Давно мне эта тема глаза мозолит))) вот решилась отписаться.
Правда, мои наблюдения имеют скорее сторонний характер, на своей шкуре не опробованный. К сожалению, мне это не дано.
Дед копается в лаборатории. Что-то не получается, он раздраженно звенит склянками, стучит ножом, фыркает что-то себе под нос. Я сижу в углу как мышь под веником, перетираю в ступке золотарник. Тихо заходит бабушка, молча останавливается у двери. Дед весь в работе, ничего не видит и не слышит. Бабушка подходит к деду, мягким, почти робким жестом опускает руку ему на плечо и замирает. Он касается щекой её руки, поднимает глаза и замирает тоже. Мягкая улыбка и бабушка уходит. Вздох и дед опять весь в работе.
Десятилетним ребенком стою в комнате перед портретом прапрадеда. Именно он, передо мной, был таким же. Именно его именем до сей поры пугают детей в его старых деревнях. Стою, всматриваюсь в жесткие, будто вырубленные черты, стальные жестокие глаза, впитываю в себя злой излом губ… пытаюсь понять – где, в чем он ошибся, что стал этим… Сзади подходит рара, кладет руки на плечи, долго молчит… - Он не совладал со своим зверем-в-душе. Ты - не монстр, ты - сможешь. Ночью опять стою перед портретом. И нарисованные глаза смягчаются, чувствую прапрадедову руку на своей голове – будь сильной, девочка. Ты – сможешь. Шестнадцатилетней вновь стою перед портретом. Внутри все сжимается в тугую спираль от боли. Я не умею любить, не могу смеяться и плакать… не понимаю, как это – дружить? Зачем? Я не зла и не добра, я никакая. Пустая оболочка человека. Бесчувственная. Все эти годы я пытала себя, старалась научиться чувствовать. Не смогла. Нечем. И все мои реакции это только мои представления о том, как должен чувствовать человек. Все ложь. А внутри пустота и боль. И теперь я не понимаю – зачем мне вообще жить? Я уже мертва, как оживший мертвец брожу между людей и нигде мне нет места. Зачем я здесь? Такая? Тихо подходит бабушка – просто будь человеком, котенок. Понимаешь? Мало людей на свете, очень мало. Сияние её любви окутывает меня и боль отпускает.

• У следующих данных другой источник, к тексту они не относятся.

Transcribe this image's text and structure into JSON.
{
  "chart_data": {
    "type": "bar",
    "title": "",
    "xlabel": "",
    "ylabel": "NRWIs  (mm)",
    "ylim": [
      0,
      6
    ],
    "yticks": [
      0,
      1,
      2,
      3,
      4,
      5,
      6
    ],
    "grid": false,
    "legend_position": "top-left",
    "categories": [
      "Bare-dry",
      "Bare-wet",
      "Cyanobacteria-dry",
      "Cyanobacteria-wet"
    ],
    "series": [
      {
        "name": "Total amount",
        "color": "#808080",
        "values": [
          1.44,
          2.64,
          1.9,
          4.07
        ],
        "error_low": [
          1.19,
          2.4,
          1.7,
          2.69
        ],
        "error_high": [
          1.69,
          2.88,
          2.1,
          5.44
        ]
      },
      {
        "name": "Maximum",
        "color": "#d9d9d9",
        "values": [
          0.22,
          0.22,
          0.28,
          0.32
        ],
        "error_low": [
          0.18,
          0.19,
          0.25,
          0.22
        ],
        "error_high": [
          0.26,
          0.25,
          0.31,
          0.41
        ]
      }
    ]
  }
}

Дядя Степан (муж моей двоюродной бабушки) напился пьян и ночью, пробираясь от соседа, побил стекла на парниках и переломал помидоры. Утром вышла прабабушка, посмотрела на все это безобразие: - Степа, ты ж по моей душе прошелся… - и ушла. Больше за день она из подвала (там травы и припасы всякие) не выходила. Дядя, с бодуна, с горящей головой, на коленях правил парники. Вечером она сидела на крыльце в креслах, дядя Степан сидел в ногах, положив голову ей на колени и бабушка молча сидела на скамейке рядом.
У дяди Виктора (муж сестры моей маман) в лаборатории что-то рвануло и его накрыло откатом. Изжелта-бледное лицо, бескровные губы, темные провалы глаз. Тетушка сидит на полу, уткнувшись лицом в бессильно свесившуюся с постели руку. У стены, сцепившись бледными пальцами, молчаливыми привидениями застыли двоюродные братья. Я лажу капельницу, дед прокачивает меридианы. Наконец глаза дяди открываются, обводят комнату, взгляд останавливается на тетушке, прикипает к лицу и беззвучный выдох – Лена…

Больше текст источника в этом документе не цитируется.